Look at all the trees growing in the row. This was a grape vineyard back in early 60's. Now I cut wood there for my fireplace,,Cherry and Maple. Though I would share this. To bad it was let go for so many yrs. I have 10 acres what could have been a great vineyard.All grapes were concord.


----------



## Runningwolf (Apr 16, 2012)

I think you're better off with the hardwood than 10 acres of Concord. Concord is so cheap to buy and plentiful there that I don't think it would be worth the effort to grow.


----------



## Mark64 (Apr 16, 2012)

Runningwolf said:


> I think you're better off with the hardwood than 10 acres of Concord.
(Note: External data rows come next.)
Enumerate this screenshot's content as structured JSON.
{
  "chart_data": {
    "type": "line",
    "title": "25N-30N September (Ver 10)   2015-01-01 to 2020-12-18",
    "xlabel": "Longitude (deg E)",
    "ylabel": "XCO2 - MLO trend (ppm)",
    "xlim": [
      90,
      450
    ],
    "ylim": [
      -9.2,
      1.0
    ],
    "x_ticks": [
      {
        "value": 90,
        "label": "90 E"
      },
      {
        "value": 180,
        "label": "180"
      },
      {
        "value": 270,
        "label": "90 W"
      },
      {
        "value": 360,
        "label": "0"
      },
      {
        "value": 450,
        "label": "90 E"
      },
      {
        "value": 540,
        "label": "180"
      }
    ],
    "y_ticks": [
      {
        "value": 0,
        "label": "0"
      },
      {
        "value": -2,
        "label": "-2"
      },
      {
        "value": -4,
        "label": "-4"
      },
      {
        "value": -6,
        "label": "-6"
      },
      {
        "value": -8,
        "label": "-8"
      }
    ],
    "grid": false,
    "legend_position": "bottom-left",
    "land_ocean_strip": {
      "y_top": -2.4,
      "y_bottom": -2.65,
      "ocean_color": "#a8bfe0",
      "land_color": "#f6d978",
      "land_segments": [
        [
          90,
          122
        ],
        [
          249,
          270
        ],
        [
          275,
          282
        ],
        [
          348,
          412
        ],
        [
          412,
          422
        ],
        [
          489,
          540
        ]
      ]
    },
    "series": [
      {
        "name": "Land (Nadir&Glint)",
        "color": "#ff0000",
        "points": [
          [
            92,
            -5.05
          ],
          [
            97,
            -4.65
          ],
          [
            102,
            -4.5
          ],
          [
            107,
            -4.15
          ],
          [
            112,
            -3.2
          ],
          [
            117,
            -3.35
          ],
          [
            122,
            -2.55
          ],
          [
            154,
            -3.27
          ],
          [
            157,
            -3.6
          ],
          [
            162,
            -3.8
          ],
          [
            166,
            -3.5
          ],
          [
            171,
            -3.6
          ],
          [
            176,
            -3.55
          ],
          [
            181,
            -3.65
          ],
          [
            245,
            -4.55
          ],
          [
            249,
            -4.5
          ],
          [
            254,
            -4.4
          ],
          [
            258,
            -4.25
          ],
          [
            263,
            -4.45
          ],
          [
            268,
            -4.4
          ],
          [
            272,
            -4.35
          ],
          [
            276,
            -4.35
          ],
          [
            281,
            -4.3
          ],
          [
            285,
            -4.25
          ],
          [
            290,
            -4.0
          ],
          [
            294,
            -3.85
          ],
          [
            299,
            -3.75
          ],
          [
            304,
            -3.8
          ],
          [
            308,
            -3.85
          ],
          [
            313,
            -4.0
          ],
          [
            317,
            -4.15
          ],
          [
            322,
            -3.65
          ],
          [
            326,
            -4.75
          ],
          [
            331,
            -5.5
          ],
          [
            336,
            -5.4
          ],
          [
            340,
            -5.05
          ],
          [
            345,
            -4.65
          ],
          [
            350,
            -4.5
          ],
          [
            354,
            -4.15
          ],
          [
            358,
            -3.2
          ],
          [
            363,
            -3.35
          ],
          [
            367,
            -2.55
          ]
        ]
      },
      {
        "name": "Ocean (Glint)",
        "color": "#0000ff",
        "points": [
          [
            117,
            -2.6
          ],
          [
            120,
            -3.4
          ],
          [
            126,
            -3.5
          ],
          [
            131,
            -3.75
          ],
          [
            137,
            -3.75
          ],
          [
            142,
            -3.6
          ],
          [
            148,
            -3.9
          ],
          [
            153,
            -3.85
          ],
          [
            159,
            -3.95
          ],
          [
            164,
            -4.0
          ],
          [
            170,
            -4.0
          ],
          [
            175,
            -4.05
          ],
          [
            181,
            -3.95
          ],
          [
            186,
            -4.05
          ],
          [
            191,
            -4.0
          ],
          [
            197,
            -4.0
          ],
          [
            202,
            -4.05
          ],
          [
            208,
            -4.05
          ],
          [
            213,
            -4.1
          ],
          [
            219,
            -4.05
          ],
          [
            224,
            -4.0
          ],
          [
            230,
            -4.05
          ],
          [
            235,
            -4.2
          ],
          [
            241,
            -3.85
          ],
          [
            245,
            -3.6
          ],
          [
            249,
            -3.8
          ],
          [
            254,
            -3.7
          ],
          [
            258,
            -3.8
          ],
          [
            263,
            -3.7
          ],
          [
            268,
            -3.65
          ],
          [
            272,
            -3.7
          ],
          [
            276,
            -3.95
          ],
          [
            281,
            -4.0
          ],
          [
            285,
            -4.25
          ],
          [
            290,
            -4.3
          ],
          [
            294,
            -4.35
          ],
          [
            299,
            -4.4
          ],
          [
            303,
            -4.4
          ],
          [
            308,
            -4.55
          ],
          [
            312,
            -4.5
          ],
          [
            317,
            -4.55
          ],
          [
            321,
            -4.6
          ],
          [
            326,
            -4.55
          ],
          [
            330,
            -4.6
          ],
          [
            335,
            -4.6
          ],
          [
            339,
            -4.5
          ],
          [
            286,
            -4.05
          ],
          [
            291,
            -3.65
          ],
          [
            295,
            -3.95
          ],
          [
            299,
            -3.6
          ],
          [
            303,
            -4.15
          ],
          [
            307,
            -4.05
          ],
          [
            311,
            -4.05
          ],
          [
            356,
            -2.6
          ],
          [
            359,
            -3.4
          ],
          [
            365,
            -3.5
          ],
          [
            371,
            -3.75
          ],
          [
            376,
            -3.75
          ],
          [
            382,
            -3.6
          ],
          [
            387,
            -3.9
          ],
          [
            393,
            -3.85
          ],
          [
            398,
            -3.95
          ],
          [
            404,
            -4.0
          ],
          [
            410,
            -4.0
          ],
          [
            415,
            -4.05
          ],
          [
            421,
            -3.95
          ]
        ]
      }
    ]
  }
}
Concord is so cheap to buy and plentiful there that I don't think it would be worth the effort to grow.



Tried selling some, was quoted $1100.00 per load. When done paying fro guy cutting, skidding, loading and truck I got $250.00 Then I decided I will burn it before I give it away like that. LOL


----------



## Simps (Apr 30, 2012)

Well I had a look at my vines the other day and they are heading past bud break!

So far so good, although I've heard Black Walnut Trees can kill plants a year or 2 after putting them in the ground.

If I have a vigerous growth year though I think that will put it to rest.

Heres hoping!


----------